If we are talking about an entire function $f$, then $r$ may be anything $>0$. In particular, the above series expansion (for the same constants) can be shown to be valid for every single $z\neq0$. Importantly, $f$ is still continuous (holomorphic, even) at zero, so $\lim_{z\to0}f(z)=f(0)$ must exist. Considering the above series expansion, it must be that $\alpha_n=0$ for all $n>0$ (otherwise, we get $0^{-n}\cdots$ problems).

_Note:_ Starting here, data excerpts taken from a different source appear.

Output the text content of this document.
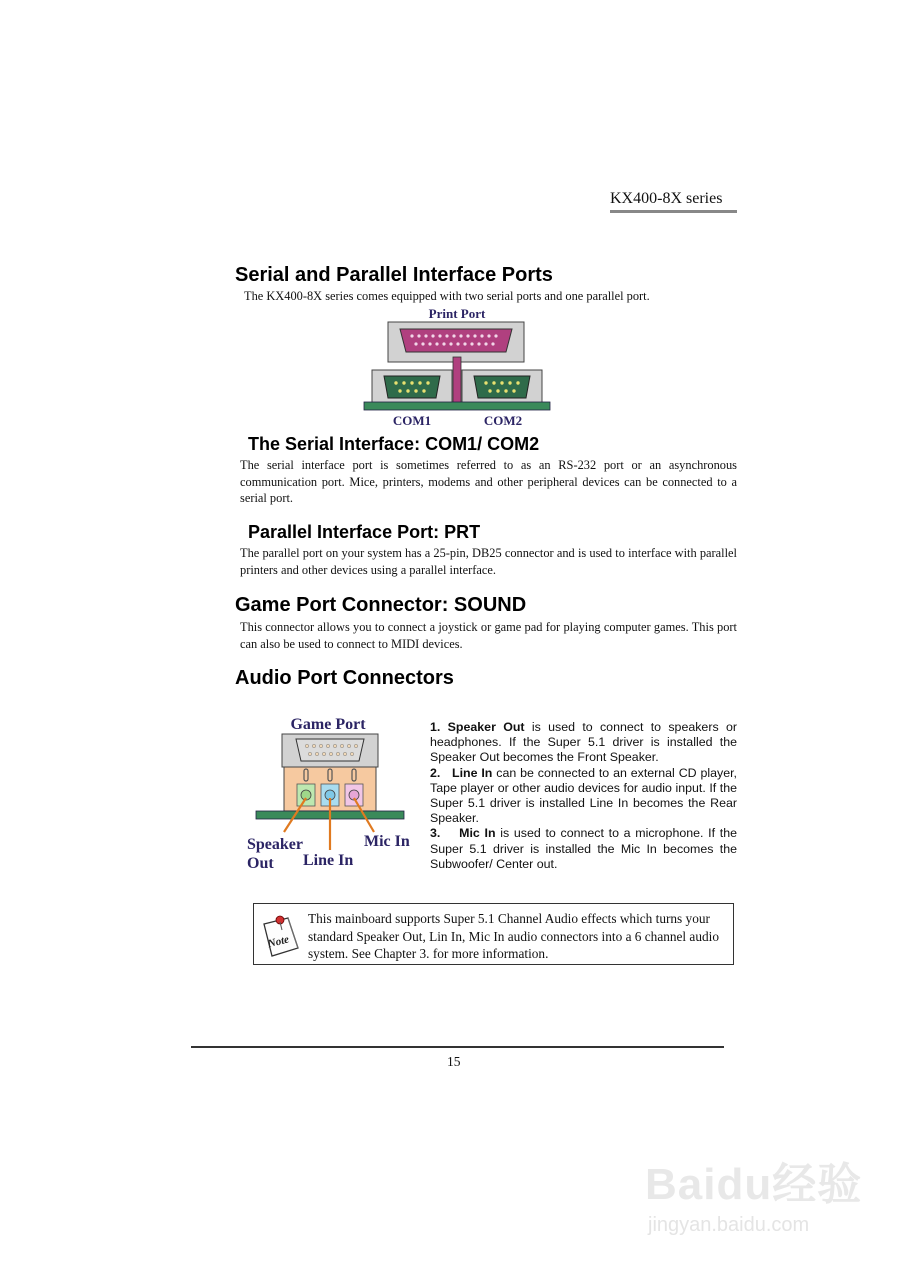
KX400-8X series
Serial and Parallel Interface Ports

The KX400-8X series comes equipped with two serial ports and one parallel port.

Print Port
COM1	COM2
The Serial Interface: COM1/ COM2

The serial interface port is sometimes referred to as an RS-232 port or an asynchronous communication port. Mice, printers, modems and other peripheral devices can be connected to a serial port.

Parallel Interface Port: PRT

The parallel port on your system has a 25-pin, DB25 connector and is used to interface with parallel printers and other devices using a parallel interface.

Game Port Connector: SOUND

This connector allows you to connect a joystick or game pad for playing computer games. This port can also be used to connect to MIDI devices.

Audio Port Connectors
Game Port
Speaker
Out Line In
Mic In
1. Speaker Out is used to connect to speakers or headphones. If the Super 5.1 driver is installed the Speaker Out becomes the Front Speaker.
2. Line In can be connected to an external CD player, Tape player or other audio devices for audio input. If the Super 5.1 driver is installed Line In becomes the Rear Speaker.
3. Mic In is used to connect to a microphone. If the Super 5.1 driver is installed the Mic In becomes the Subwoofer/ Center out.
Note

This mainboard supports Super 5.1 Channel Audio effects which turns your standard Speaker Out, Lin In, Mic In audio connectors into a 6 channel audio system. See Chapter 3. for more information.

15
Baidu经验
jingyan.baidu.com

Your second bullet point is just the first, with $k=0$. If $f$ has a pole of order $k$ at infinity, that means to say that $\alpha_n=0$ for all $n<-k$ in the above series and $\alpha_{-k}\neq0$. Tying that together with $\alpha_n=0$ for $n>0$, we get: $$f(z)=\sum_{n=-k}^0\alpha_nz^{-n}=\sum_{n=0}^k c_nz^n$$For some constants $c_n:=\alpha_{-n}$. Since $c_k$ is nonzero, by hypothesis on the order of the pole, that means $f$ is a polynomial of order $k$ (with coefficients $c_n$ as shown).

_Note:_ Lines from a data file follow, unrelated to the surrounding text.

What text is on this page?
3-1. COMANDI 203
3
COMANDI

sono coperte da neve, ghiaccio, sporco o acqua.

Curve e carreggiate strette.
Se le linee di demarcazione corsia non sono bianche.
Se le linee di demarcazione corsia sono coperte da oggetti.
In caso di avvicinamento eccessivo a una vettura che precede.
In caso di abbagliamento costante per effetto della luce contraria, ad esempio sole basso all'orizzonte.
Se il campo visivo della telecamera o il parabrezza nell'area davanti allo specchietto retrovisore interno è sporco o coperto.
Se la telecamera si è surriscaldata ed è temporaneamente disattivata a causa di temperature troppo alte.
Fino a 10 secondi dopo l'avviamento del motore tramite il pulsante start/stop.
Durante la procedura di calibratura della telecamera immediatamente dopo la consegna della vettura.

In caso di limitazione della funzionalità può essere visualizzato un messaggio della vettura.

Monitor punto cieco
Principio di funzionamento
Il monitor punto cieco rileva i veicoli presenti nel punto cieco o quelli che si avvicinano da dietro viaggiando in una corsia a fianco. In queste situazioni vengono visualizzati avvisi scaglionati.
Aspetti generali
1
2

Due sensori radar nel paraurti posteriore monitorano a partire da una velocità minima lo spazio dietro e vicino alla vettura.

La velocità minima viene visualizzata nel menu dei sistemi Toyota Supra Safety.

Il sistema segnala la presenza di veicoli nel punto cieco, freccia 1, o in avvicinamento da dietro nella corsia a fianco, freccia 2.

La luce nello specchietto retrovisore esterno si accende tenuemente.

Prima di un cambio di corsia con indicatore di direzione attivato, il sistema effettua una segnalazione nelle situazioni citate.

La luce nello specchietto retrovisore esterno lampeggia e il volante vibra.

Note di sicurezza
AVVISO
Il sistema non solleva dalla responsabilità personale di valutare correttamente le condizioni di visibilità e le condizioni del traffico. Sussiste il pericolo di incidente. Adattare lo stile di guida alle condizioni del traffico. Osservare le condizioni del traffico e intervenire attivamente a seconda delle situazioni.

Explicitly, we determine the Laurent coefficients $\alpha_n$ as follows. Let $\gamma$ be any simple, closed contour around zero that is contained in $B_{1/r}(0)$. Then: $$\alpha_n=\oint_\gamma\frac{f(1/w)}{w^{n+1}}\,\mathrm{d}w$$The derivation is basically the same as the usual Laurent series derivation, and you can even apply the usual derivation to $g:z\mapsto f(1/z)$. Notice that if $f(z)$ as a limit as $z\to0$, $f(1/w)$ has a definite limit as $w\to\infty$. Moreover, $r>0$ can be anything (in the entire case) so $B_{1/r}(0)$ can be expanded to reach any particular point in $\Bbb C$. So, we can let $\gamma$ be the circle of radius $R$ for any $R>0$ (large) (without changing the value of $\alpha_n$) to see that: $$|\alpha_n|\le\oint_{C_R}|f(1/w)||w|^{-n-1}\,|\mathrm{d}w|\le R^{-n-1}\cdot\max_{|w|=R}|f(1/w)|\cdot2\pi R=\mathcal{O}(R^{-n})\to0,\,n>0$$Since $|f(1/w)|\to|f(0)|$. Hence, $\alpha_1,\alpha_2,\cdots$ are all equal to zero.
Notice this is essentially the same as the proof of Liouville's theorem.